In Bridges’ model, transition is described as a three phase process:

Endings

Transition starts with an ending. This is paradoxical but true. This first phase of transition begins when people identify what they are losing and learn how to manage these losses.  They determine what is over and being left behind, and what they will keep.

Neutral Zone

The second step of transition comes after letting go: the neutral zone.  People go through an in-between time when the old is gone but the new isn’t fully operational.  It is when the critical psychological realignments and repatternings take place.  It is the very core of the transition process.
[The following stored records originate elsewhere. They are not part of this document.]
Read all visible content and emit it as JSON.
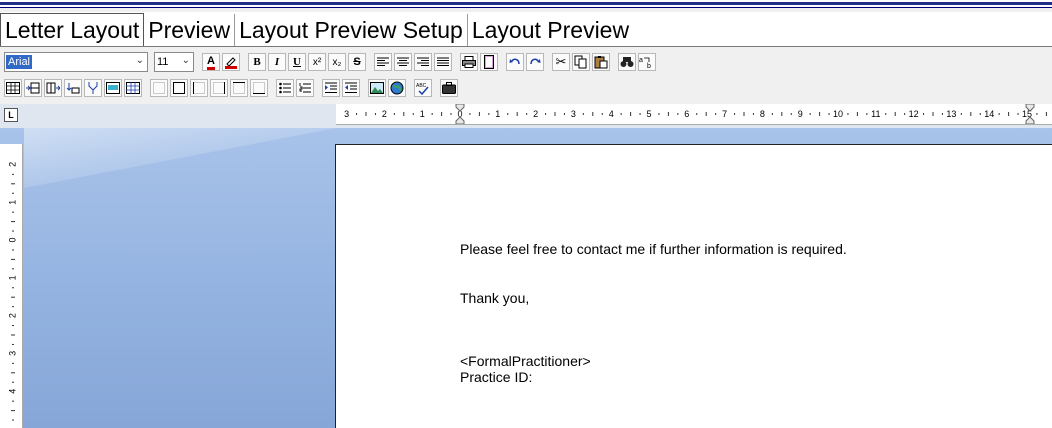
{
  "tabs": [
    {
      "label": "Letter Layout",
      "active": true
    },
    {
      "label": "Preview",
      "active": false
    },
    {
      "label": "Layout Preview Setup",
      "active": false
    },
    {
      "label": "Layout Preview",
      "active": false
    }
  ],
  "toolbar": {
    "font_name": "Arial",
    "font_size": "11",
    "icons_row1": [
      "font-color-icon",
      "highlight-icon",
      "bold-icon",
      "italic-icon",
      "underline-icon",
      "superscript-icon",
      "subscript-icon",
      "strikethrough-icon",
      "align-left-icon",
      "align-center-icon",
      "align-right-icon",
      "justify-icon",
      "print-icon",
      "page-icon",
      "undo-icon",
      "redo-icon",
      "cut-icon",
      "copy-icon",
      "paste-icon",
      "find-icon",
      "replace-icon"
    ],
    "labels": {
      "bold": "B",
      "italic": "I",
      "underline": "U",
      "superscript": "x²",
      "subscript": "x₂",
      "strike": "S",
      "font_color": "A"
    }
  },
  "ruler": {
    "h_numbers": [
      "3",
      "2",
      "1",
      "0",
      "1",
      "2",
      "3",
      "4",
      "5",
      "6",
      "7",
      "8",
      "9",
      "10",
      "11",
      "12",
      "13",
      "14",
      "15"
    ],
    "v_numbers": [
      "2",
      "1",
      "0",
      "1",
      "2",
      "3",
      "4"
    ],
    "corner": "L"
  },
  "document": {
    "lines": [
      "Please feel free to contact me if further information is required.",
      "Thank you,",
      "<FormalPractitioner>",
      "Practice ID:"
    ]
  },
  "colors": {
    "workspace": "#92b1df",
    "accent": "#1f2f8a",
    "selection": "#3169c6"
  }
}
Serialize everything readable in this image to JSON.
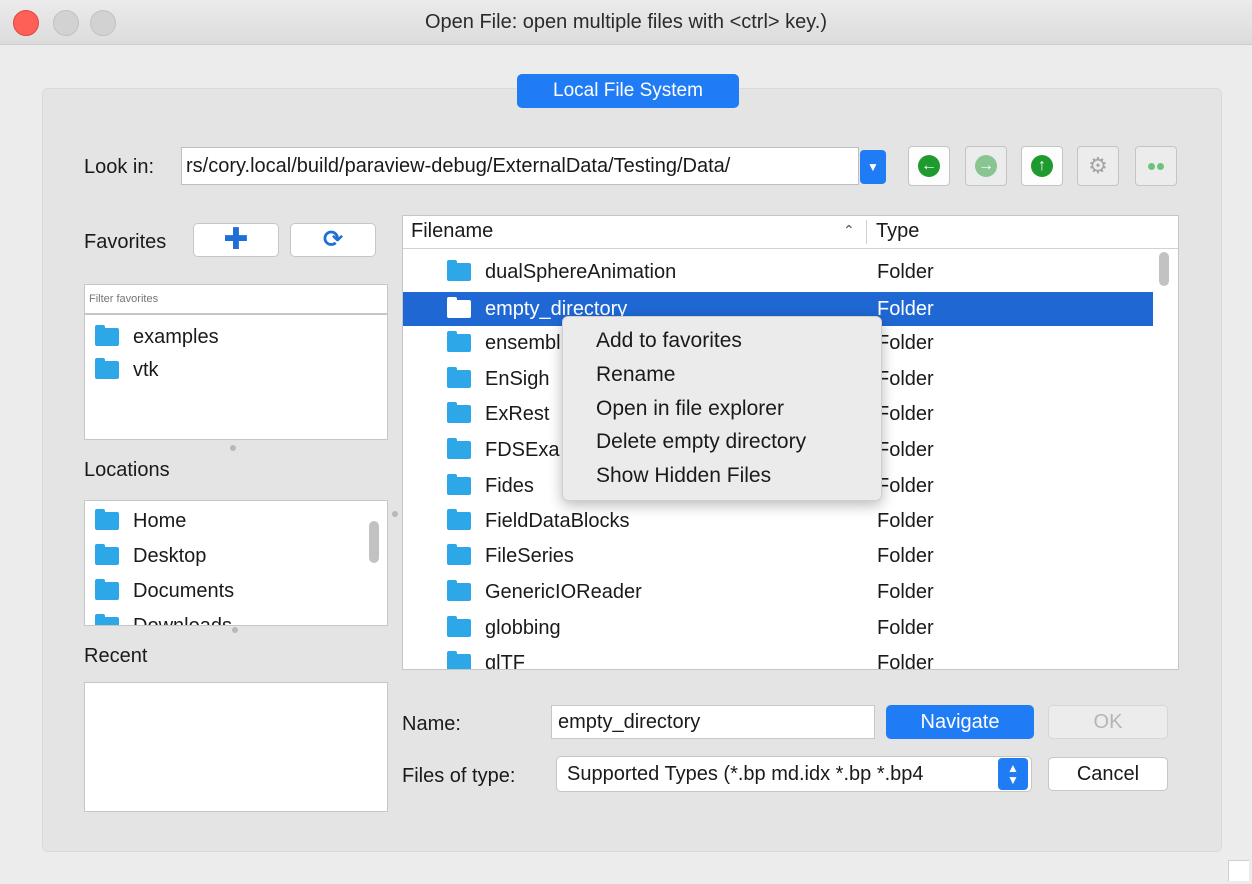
{
  "window": {
    "title": "Open File:  open multiple files with <ctrl> key.)"
  },
  "tab": {
    "label": "Local File System"
  },
  "lookin": {
    "label": "Look in:",
    "path": "rs/cory.local/build/paraview-debug/ExternalData/Testing/Data/"
  },
  "favorites": {
    "label": "Favorites",
    "filter_placeholder": "Filter favorites",
    "items": [
      {
        "label": "examples"
      },
      {
        "label": "vtk"
      }
    ]
  },
  "locations": {
    "label": "Locations",
    "items": [
      {
        "label": "Home"
      },
      {
        "label": "Desktop"
      },
      {
        "label": "Documents"
      },
      {
        "label": "Downloads"
      }
    ]
  },
  "recent": {
    "label": "Recent"
  },
  "filelist": {
    "columns": {
      "name": "Filename",
      "type": "Type"
    },
    "rows": [
      {
        "name": "dualSphereAnimation",
        "type": "Folder"
      },
      {
        "name": "empty_directory",
        "type": "Folder",
        "selected": true
      },
      {
        "name": "ensembl",
        "type": "Folder"
      },
      {
        "name": "EnSigh",
        "type": "Folder"
      },
      {
        "name": "ExRest",
        "type": "Folder"
      },
      {
        "name": "FDSExa",
        "type": "Folder"
      },
      {
        "name": "Fides",
        "type": "Folder"
      },
      {
        "name": "FieldDataBlocks",
        "type": "Folder"
      },
      {
        "name": "FileSeries",
        "type": "Folder"
      },
      {
        "name": "GenericIOReader",
        "type": "Folder"
      },
      {
        "name": "globbing",
        "type": "Folder"
      },
      {
        "name": "glTF",
        "type": "Folder"
      }
    ]
  },
  "context_menu": {
    "items": [
      {
        "label": "Add to favorites"
      },
      {
        "label": "Rename"
      },
      {
        "label": "Open in file explorer"
      },
      {
        "label": "Delete empty directory"
      },
      {
        "label": "Show Hidden Files"
      }
    ]
  },
  "form": {
    "name_label": "Name:",
    "name_value": "empty_directory",
    "type_label": "Files of type:",
    "type_value": "Supported Types (*.bp md.idx *.bp *.bp4"
  },
  "buttons": {
    "navigate": "Navigate",
    "ok": "OK",
    "cancel": "Cancel"
  },
  "colors": {
    "accent": "#1f7cf4",
    "selection": "#1f68d4",
    "folder": "#2ea7e8",
    "nav_green": "#1f9a2e"
  }
}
This is the time between the old reality and sense of identity and the new one. 

New Beginnings

Beginnings involve new understandings, values and attitudes.  Beginnings are marked by a release of energy in a new direction – they are an expression of a fresh identity.  Well-managed transitions allow people to establish new roles with an understanding of their purpose, the part they play, and how to contribute and participate most effectively.  As a result, they feel reoriented and renewed.

However, what Burnett and Evans have observed is that in response to the myriad of changes and uncertainty thrust upon us by COVID-19, many individuals and organizations are not engaging in the critically important Neutral Zone phase.  Instead, they are lingering in the “Waiting Room”—a state of limbo that does nothing to contribute to making a successful transition.  It is a frame-of-mind that lulls us into thinking we are “waiting” until the pandemic is over and we can get back back to “normal.”   However, what is essential now is the letting go of our pre-pandemic notions so that the new can be visualized and brought into reality. 

Living and working during this worldwide pandemic is uncharted territory.  With no clear ending in sight and so many areas of our lives affected, it is tempting to take a “wait it out” approach.  However, this mindset can be likened to giving up the driver’s seat of our own lives.  Although navigating the neutral zone can feel like scary place to be, it is the only place where real and lasting change can occur.   Therefore,  the first step to making life affirming COVID transitions is to “get out of the waiting room” and step into the neutral zone.